To create an unbiased, fact-based narrative, LDC has forged research partnerships with major educational institutions like Cal State University, Stanford, Columbia and UCLA. On the think tank side, partners include Accenture, Bain & Company, the Boston Consulting Group and Warner Media.

Thanks to its leadership, LDC is self-funded and independent. “We commission it and pay for it,” Valdez said. The research itself is mostly economic. The LDC has developed more than 25 original research reports that demonstrate the significant economic impact of U.S. Latinos across all industries and levels.

“We are not about social justice or grassroots,” Valdez said. Instead, LDC helps demonstrate “the ways money is being left on the table by excluding Latinos.”

Communications and convenings

Communication is also an important lever. LDC has developed close partnerships with ad agencies and content creators to create realistic portrayals of Latinos in media, avoid stereotypes and show community impact.

Beyond that, LDC hosts intimate CEO-to-CEO opportunities to help c-suite decision-makers understand and respond to Latino communities.

LDC also creates councils to help “spread the word,” and has built an advisory network of local leaders that Valdez characterized as “very active and passionate.” Some convenings are open to the press, and some are not. An annual LDC convening also draws large numbers of business leaders.

Changing perceptions

Our vision, Valdez said, is “to be regarded and respected as the powerful community we are, driving wealth.”

Perceptions of Latinos have changed over time, but not enough. Valdez said that “a little bit more than two-thirds of respondents recently said they consider Latinos to be ‘contributors,’ but that 55% of Americans related Latinos with criminal records in a national poll. Almost 60% thought Latinos were ‘mostly poor,’ while the true [poverty figure for Latinos in the U.S.] hovers at around 15%.”

These entrenched misperceptions fly in the face of the data. Valdez said that measured as a single economy, Latino production in the U.S. is higher than that of entire countries like Brazil, Russia or Italy.

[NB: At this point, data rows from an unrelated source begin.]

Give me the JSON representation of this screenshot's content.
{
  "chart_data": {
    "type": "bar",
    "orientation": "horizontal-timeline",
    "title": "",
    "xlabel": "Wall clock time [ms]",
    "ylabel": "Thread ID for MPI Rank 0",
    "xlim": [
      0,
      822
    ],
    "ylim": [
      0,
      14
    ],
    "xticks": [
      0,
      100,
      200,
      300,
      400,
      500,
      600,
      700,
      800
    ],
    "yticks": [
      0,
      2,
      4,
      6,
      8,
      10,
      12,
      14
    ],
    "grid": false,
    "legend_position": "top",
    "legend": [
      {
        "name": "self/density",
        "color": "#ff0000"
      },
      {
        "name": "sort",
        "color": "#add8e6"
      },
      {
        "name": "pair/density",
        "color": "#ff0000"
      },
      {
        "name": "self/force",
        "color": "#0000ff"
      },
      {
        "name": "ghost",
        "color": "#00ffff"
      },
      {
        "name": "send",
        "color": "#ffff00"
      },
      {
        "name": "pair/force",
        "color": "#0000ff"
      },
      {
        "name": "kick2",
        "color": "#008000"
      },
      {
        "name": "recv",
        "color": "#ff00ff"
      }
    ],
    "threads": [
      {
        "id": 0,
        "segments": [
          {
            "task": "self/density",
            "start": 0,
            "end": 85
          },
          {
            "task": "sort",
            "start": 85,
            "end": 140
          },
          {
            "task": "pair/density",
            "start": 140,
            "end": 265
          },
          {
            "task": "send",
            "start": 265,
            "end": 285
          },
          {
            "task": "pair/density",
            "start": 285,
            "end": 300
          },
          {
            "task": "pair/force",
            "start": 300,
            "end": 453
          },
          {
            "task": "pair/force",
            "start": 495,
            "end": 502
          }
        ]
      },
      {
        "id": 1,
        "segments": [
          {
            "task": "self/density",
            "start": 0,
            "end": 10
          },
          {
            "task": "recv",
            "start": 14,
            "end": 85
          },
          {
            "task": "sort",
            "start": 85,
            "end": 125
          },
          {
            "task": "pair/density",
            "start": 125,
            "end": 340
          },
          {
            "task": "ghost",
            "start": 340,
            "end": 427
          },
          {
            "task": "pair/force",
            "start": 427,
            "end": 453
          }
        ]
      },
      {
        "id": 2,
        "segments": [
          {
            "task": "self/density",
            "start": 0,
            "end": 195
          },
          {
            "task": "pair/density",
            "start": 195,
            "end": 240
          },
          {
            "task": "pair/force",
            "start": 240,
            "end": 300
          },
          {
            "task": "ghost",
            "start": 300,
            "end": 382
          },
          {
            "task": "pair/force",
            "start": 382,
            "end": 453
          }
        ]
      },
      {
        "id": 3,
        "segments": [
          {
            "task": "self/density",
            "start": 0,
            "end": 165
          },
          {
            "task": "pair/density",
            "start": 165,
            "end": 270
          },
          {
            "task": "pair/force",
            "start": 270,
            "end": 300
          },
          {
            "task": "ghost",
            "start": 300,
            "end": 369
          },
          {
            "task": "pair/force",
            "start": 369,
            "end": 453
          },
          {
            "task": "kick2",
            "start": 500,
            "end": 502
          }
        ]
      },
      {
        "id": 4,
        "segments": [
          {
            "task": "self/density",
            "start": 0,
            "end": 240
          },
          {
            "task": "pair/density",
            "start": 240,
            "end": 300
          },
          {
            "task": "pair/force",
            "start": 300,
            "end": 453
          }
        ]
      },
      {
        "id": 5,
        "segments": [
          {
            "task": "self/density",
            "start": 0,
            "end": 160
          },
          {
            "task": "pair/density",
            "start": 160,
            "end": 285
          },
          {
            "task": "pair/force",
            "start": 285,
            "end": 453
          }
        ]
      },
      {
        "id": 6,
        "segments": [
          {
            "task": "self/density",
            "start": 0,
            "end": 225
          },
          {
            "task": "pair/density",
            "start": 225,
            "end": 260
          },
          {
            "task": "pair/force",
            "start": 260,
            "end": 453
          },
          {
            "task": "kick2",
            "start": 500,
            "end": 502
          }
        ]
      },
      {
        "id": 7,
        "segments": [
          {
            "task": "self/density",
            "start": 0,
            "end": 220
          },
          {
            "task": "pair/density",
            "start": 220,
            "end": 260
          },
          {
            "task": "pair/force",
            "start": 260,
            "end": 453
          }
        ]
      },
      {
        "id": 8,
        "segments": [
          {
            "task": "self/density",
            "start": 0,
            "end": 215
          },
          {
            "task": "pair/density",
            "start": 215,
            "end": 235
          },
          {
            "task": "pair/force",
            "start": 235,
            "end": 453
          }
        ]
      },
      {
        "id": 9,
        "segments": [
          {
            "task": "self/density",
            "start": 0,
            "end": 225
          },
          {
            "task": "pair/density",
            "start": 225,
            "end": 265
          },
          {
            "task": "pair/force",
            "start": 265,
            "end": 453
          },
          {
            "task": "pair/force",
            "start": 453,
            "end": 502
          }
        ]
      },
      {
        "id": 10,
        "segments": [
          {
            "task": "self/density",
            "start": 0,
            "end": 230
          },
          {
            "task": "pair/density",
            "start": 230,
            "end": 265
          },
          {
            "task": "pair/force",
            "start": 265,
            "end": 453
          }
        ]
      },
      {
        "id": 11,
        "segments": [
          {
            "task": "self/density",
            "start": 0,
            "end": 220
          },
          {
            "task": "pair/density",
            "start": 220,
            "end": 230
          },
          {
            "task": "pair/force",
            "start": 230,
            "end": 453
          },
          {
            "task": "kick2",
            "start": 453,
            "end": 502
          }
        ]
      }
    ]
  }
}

A 2020 report showed that 2019 production equaled $2.7 trillion, equivalent to the economy of France.

Even as sensationalized stories and political stunts involving Latino immigrants continue to dominate headlines, LDC is making the case that losing sight of what this diverse and economically powerful population has already been bringing to the table in the U.S. would be both bad in two ways — bad for equity and bad for business.